Today’s Word is… FEMINIST

I’m not a feminist.

That sentence, alone, already feels loaded.  Am I anti feminism?  No.  Do my values and beliefs line up with intersectional feminism? Yes. Shouldn’t that make me a feminist?  No. Feminism takes work, learning, growing…I’m not there, maybe never will be.  Do I see myself sitting down reading Roxanne Gay or Rebecca Solnit? No.  Which begs the question, why not?  Am I being willfully ignorant? The fact that I choose not to do said work, does that make me a bad person?  How feminist am I? That sounds like a Buzzfeed quiz (Turns out it IS a buzzfeed quiz, I got a 42/50, I mean why even do this post now?) . I guess my issue with actually calling myself a male feminist, is not dissimilar to white allies.  I can’t help but roll my eyes when every white person who dances on beat or says black lives matter gets an invitation to a cookout, or how people were actually down to give Rachel Dolezal a pass because she worked with a NAACP chapter.  Well intentioned or not; I’m more particular about who can sit with us. So going back to feminism and being on the other side of the privilege I can understand a woman saying, you don’t have enough stars for this level.

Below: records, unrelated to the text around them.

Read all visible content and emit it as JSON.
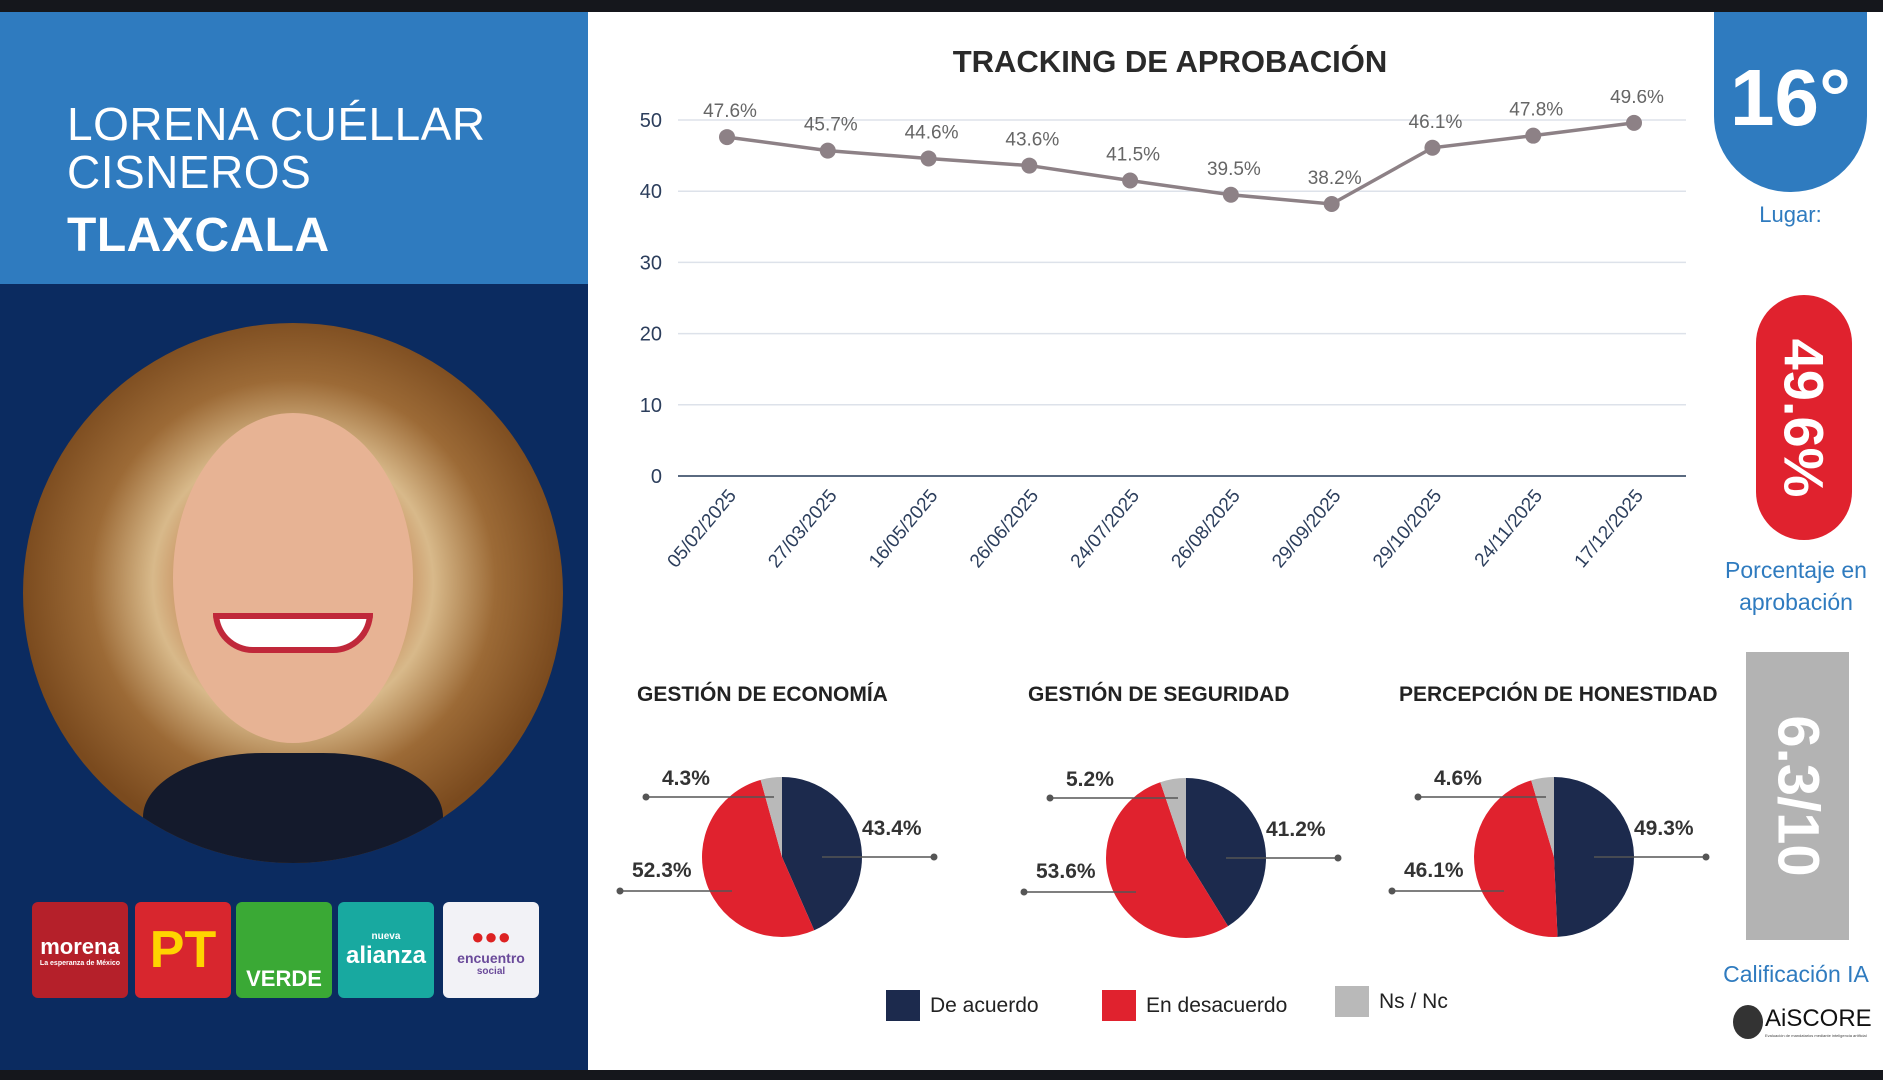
{
  "profile": {
    "name_line1": "LORENA CUÉLLAR",
    "name_line2": "CISNEROS",
    "state": "TLAXCALA"
  },
  "parties": [
    {
      "text": "morena",
      "sub": "La esperanza de México",
      "color": "#b5202a"
    },
    {
      "text": "PT",
      "color": "#d8262e"
    },
    {
      "text": "VERDE",
      "color": "#3aa935"
    },
    {
      "text": "alianza",
      "sub": "nueva",
      "color": "#18a9a0"
    },
    {
      "text": "encuentro",
      "sub": "social",
      "color": "#f2f2f6"
    }
  ],
  "ranking": {
    "value": "16°",
    "label": "Lugar:"
  },
  "approval": {
    "value": "49.6%",
    "label_line1": "Porcentaje en",
    "label_line2": "aprobación",
    "color": "#e0222e"
  },
  "ai_score": {
    "value": "6.3/10",
    "label": "Calificación IA",
    "logo_text": "AiSCORE",
    "logo_sub": "Evaluación de mandatarios mediante inteligencia artificial"
  },
  "chart_data": [
    {
      "type": "line",
      "title": "TRACKING DE APROBACIÓN",
      "ylim": [
        0,
        50
      ],
      "yticks": [
        0,
        10,
        20,
        30,
        40,
        50
      ],
      "grid": true,
      "categories": [
        "05/02/2025",
        "27/03/2025",
        "16/05/2025",
        "26/06/2025",
        "24/07/2025",
        "26/08/2025",
        "29/09/2025",
        "29/10/2025",
        "24/11/2025",
        "17/12/2025"
      ],
      "values": [
        47.6,
        45.7,
        44.6,
        43.6,
        41.5,
        39.5,
        38.2,
        46.1,
        47.8,
        49.6
      ],
      "labels": [
        "47.6%",
        "45.7%",
        "44.6%",
        "43.6%",
        "41.5%",
        "39.5%",
        "38.2%",
        "46.1%",
        "47.8%",
        "49.6%"
      ],
      "color": "#8d8186"
    },
    {
      "type": "pie",
      "title": "GESTIÓN DE ECONOMÍA",
      "values": [
        43.4,
        52.3,
        4.3
      ],
      "labels": [
        "43.4%",
        "52.3%",
        "4.3%"
      ]
    },
    {
      "type": "pie",
      "title": "GESTIÓN DE SEGURIDAD",
      "values": [
        41.2,
        53.6,
        5.2
      ],
      "labels": [
        "41.2%",
        "53.6%",
        "5.2%"
      ]
    },
    {
      "type": "pie",
      "title": "PERCEPCIÓN DE HONESTIDAD",
      "values": [
        49.3,
        46.1,
        4.6
      ],
      "labels": [
        "49.3%",
        "46.1%",
        "4.6%"
      ]
    }
  ],
  "legend": [
    {
      "label": "De acuerdo",
      "color": "#1c2a4d"
    },
    {
      "label": "En desacuerdo",
      "color": "#e0222e"
    },
    {
      "label": "Ns / Nc",
      "color": "#b9b9b9"
    }
  ]
}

On the other hand, I can recognize what a black male feminist means.  On social media, I’ve watched men change their tune when a man they respect speaks up. In my day to day life, men are far more likely to listen to me than a woman.  I might check someone on their language or make fun of how ridiculous they sound sometimes but as far as really trying to change minds and hearts…I don’t have that energy.  I’ve said on the “Homies” post, men are only going to take so much lecturing, so much challenging before you get hit with the “who’s mans is this?” and pushed out the barbershop.  Its one thing to be a black male feminist online, clapping back at the League of Ashyassins on Twitter, it’s another to actually challenge “locker room talk” in said locker room when there isn’t a legion of followers behind you.  I can’t help but roll my eyes at men who claim to be down because they are on the right side of the Bill Cosby debate whilst ignoring all the other problematic stances they take.  

Feminism, through the lens of a black man can be conflicting at time. In a  patriarchal society, men cannot remove themselves from their power and privilege in relation to women. But in a racist society, black men hardly have power to wield in the first place.  The black man and the white woman fight for 2A and 2B, depending on a white man’s proclivities. It’s Oppression Olympics; it could be easy for me to not care about women earning 78 cents of the male dollar when I’m making 75 on the white dollar so we bicker for the support of black women, whom are sideeyeing us both whilst making 64.  There’s a clear common denominator here.  It would make sense that we’d all come together, but, well, we saw how that worked out on November 8th.

I’m not a feminist.  I’m just trying to be the best person I can and trusting my sensibilities.  Continue to grow, continue to mature.  I’m not the same man I was 5 years ago, I won’t be the same 5 years from now.  Honestly, that quiz gave me more credit than I give myself.  I see women and men putting in WORK to change things and I feel like it’d be insulting to them to act like I’m kicking it the same. I just carry myself as someone who was raised right.  Maybe that’s enough, maybe it isn’t. Time will tell.  In the interim, I’m just gonna relax and take notes from the ally section.